Thursday, April 21, 2016

Moving On

We Americans are a people without a history. We came here to escape history. We moved West and then South to escape what little history we made here. We reinvented ourselves and became who we wanted to become. We manufactured our histories to mesh our desired future. To pull all of that off you have to forget who you were. Which  means of course that we Americans do not know ourselves.

There is a lot of moving on in Blood Meridian and there is a lot of forgetting the past and two or three times now through 152 pages Cormac McCarthy presents the theme of self-knowledge.

We were aliens in an alien land "yet not alien none of it more than were their own hearts alien in them."

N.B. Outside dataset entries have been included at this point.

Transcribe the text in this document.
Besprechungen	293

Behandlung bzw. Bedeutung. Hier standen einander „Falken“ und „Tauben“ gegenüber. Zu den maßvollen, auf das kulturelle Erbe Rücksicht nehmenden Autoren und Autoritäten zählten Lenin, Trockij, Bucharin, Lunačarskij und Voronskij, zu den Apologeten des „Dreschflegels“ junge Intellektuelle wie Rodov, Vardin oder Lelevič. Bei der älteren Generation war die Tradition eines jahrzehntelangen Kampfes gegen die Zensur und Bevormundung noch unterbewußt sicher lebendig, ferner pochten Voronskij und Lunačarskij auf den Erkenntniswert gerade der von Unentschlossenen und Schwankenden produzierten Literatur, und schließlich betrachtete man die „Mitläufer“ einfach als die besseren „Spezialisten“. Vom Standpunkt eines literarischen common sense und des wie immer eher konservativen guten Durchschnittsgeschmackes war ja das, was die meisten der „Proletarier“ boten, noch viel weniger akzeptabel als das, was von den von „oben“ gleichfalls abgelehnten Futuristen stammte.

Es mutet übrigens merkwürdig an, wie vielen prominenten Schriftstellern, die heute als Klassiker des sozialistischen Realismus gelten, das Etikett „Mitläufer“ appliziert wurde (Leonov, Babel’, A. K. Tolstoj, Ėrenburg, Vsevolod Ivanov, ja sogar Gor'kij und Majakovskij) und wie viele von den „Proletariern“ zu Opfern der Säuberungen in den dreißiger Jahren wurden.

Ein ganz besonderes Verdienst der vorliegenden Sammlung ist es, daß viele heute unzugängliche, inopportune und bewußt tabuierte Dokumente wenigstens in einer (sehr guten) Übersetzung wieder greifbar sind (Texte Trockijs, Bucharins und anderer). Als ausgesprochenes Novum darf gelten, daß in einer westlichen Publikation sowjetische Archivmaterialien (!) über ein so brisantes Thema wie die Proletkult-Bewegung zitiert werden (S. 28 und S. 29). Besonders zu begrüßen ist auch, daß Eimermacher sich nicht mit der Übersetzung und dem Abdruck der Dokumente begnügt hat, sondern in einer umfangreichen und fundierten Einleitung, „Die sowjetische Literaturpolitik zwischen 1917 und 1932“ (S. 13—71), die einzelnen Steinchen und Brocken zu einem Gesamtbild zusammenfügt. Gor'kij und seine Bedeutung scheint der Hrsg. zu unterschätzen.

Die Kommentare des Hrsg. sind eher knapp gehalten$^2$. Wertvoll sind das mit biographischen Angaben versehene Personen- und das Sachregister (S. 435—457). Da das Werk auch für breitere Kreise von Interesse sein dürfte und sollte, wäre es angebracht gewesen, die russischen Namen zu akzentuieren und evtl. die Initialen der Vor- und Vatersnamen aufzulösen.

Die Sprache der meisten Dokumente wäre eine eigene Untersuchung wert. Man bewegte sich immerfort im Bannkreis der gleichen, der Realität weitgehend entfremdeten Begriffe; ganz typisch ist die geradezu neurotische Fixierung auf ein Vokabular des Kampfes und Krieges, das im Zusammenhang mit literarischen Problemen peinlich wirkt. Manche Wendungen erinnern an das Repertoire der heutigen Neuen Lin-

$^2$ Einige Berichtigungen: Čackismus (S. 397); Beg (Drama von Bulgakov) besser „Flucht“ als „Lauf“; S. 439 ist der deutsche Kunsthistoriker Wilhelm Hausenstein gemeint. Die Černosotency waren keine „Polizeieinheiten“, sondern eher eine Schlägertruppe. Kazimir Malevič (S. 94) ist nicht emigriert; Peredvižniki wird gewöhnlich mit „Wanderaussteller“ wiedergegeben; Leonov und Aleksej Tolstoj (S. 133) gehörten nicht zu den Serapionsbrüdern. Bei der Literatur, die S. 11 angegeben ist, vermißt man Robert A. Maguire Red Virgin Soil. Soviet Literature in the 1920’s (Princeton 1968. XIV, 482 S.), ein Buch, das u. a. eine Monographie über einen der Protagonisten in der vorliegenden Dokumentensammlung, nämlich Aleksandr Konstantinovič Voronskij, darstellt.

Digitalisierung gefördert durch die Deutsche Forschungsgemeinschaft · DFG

The kid took one night's shelter in the hovel of a hermit, an ex-slave trader who preached some to the kid, "The way of the transgressor is hard.," "I take it ye lost your way." "Yes," the kid said. "We got off the road someways or another." "A man "can know his heart, but he dont want to. Rightly so. Best not to look in there. It aint the heart of a creature that is bound in the way that God has set for it."; who, as they were sitting around the fire, "handed through the flames a small dark thing...Some man's heart, dried and blackened.", removed from a slave's body; who may have sodomized the kid as he slept.

Roads: "We got off the road someways..." The Road is the title of another of McCarthy's books. "I believe this here is the most traveled," the kid suggests as their route to another kid, Sproule, before Sproule dies. The kid continued on.

The history problem: "What is to be deviates no jot from the book wherein it's writ," the judge says to one of the riders who begs the judge not to draw his likeness in the judge's ubiquitous book.

We can never really forget all of our history, which is cyclical anyway and thus from which there is no escape. The kid's mother died in his childbirth. She "did incubate in her own bosom the creature who would carry her off."

The riders and another party part each "pursuing as all travelers must inversions without end upon other men's journeys."

The kid makes the acquaintance of a man named Toadvine. He makes the acquaintance under the circumstances of Toadvine trying to kill him. He and Toadvine become friends.

The forgetting antidote to the history problem: When the kid's mother dies his father never speaks her name again and the kid never learns her name.

When the kid and Toadvine commit a murder together and have to flee, Toadvine stops off at home to gather some things and abandons his wife who briefly chases after him. "He didn't look back."

When two riders die on the trek "The men turned out in the early morning darkness to dig their graves...covered them with stones and rode on again. They rode on." Another one died and they "buried him also and rode on." They encounter skeletons of other men, a wagon full of dead bodies, including a boy, another boy dies while they are encamped in a a ruined church. "They rode one." "They moved on." After the Comanche attack the eight survivors "had gone on."

Churches: Every one of them so far a church in ruins or, as McCarthy phrases it once, "a ruinous church."  Churches are the scenes of slaughter and death, every one. "They went on." They went on, moved on, rode on, past and through all death and "didn't look back."

 There is an "expriest" among the riders who does some sermonizing from the Good Book to the kid but the expriest is also the Dennis Hopper character in Apocalypse Now and in chapter ten sermonizes to the kid about the demigod judge who also delivers a sermon to the riders. The Judge/Kurtz keeps a book too.